HOOKS AND LINES: The Carps



by JACK OATMON

Scarborough, Ontario’s Jahmal Tonge tells me that he and Neil A. White met as kids in “one of the most Bible-beatin’, soul-hollerin’, callin’-Holy Ghost, spirit-fire [Pentecostal] churches.” Tonge’s pipes certainly attest to that, as their band, the Carps, evokes an angst-ridden Lenny Kravitz moaning to a lo-fi dance-punk outfit. The thoughtful 25-year-old spoke about the slings and arrows of seeking mainstream appeal while evading flashy fads.

Jahmal Tonge: The idea was to make something completely different, but that appeals to as many people as humanly possible. But that’s also what kind of does us in. The most important thing is that I want it to be critically successful. For me, that’s very important. I’m always on the Google blog search, seeing what the general consensus is.

Mirror: Does that play at all into the image you project with your graphic design and look?

JT: It’s funny, Neil and I were doing merch design today and we were like, “We want everything to be in black and white,” because we sensed that unfortunately we were getting thrown into this whole bright-coloured hipster American Apparel garbage that I hate so much. There are all these constructions that we make in our mind about style and fashion that mean so little.

M: But it sounds to me like you do think about those things a lot. You said you’re looking to appeal to people, and I think if you jump in with that kind of thinking, you’re naturally going to encounter the fact that fashion and fads are an enormous part of what makes critical acclaim.

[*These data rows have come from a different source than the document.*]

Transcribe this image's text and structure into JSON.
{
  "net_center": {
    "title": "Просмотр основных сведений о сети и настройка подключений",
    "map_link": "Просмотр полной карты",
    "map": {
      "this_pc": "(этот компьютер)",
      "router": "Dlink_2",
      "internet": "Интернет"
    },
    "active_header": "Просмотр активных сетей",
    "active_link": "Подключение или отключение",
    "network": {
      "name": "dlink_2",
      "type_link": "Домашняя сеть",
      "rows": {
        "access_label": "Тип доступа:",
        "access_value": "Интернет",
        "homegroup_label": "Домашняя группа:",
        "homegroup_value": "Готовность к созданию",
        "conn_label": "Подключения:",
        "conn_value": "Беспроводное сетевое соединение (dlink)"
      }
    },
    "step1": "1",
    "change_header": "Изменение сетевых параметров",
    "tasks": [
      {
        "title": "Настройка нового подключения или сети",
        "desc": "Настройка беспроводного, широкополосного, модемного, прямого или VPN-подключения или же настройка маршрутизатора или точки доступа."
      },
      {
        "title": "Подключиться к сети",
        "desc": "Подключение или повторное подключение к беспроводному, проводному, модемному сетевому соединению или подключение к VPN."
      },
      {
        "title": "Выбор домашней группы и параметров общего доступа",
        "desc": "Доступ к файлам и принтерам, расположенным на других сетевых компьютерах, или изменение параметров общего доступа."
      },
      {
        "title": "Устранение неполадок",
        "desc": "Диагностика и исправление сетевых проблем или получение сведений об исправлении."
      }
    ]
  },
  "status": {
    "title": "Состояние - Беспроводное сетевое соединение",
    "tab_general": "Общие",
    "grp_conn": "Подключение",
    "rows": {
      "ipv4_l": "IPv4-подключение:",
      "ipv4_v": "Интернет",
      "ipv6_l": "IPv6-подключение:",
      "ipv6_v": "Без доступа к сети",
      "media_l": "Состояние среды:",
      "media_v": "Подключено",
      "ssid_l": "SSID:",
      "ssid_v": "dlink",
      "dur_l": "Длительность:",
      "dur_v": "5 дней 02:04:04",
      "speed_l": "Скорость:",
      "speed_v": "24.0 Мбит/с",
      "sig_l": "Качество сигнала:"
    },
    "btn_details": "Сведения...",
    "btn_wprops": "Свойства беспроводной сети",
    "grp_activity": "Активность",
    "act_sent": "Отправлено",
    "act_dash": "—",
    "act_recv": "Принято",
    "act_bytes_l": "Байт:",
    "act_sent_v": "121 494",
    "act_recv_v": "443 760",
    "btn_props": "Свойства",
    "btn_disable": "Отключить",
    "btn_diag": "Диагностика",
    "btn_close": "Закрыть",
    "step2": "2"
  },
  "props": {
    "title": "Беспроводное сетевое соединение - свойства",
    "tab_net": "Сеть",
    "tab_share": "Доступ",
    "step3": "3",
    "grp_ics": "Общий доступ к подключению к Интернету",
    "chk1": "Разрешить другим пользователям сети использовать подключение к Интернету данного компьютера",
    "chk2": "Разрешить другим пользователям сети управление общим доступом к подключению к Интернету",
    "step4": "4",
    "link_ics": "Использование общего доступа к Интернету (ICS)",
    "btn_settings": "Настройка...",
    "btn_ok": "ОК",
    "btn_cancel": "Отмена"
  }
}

JT: I think that’s the eightball we sit on. The last thing in the world I want to be is a fad band. I don’t want to appeal to people based on the fact that one song sounds like a Crystal Castles tune. As much as we analyze things and make specific choices about what we wear and how we present ourselves, the most important thing is to be as honest as possible. We didn’t set out to join any fad. We literally just do what we do.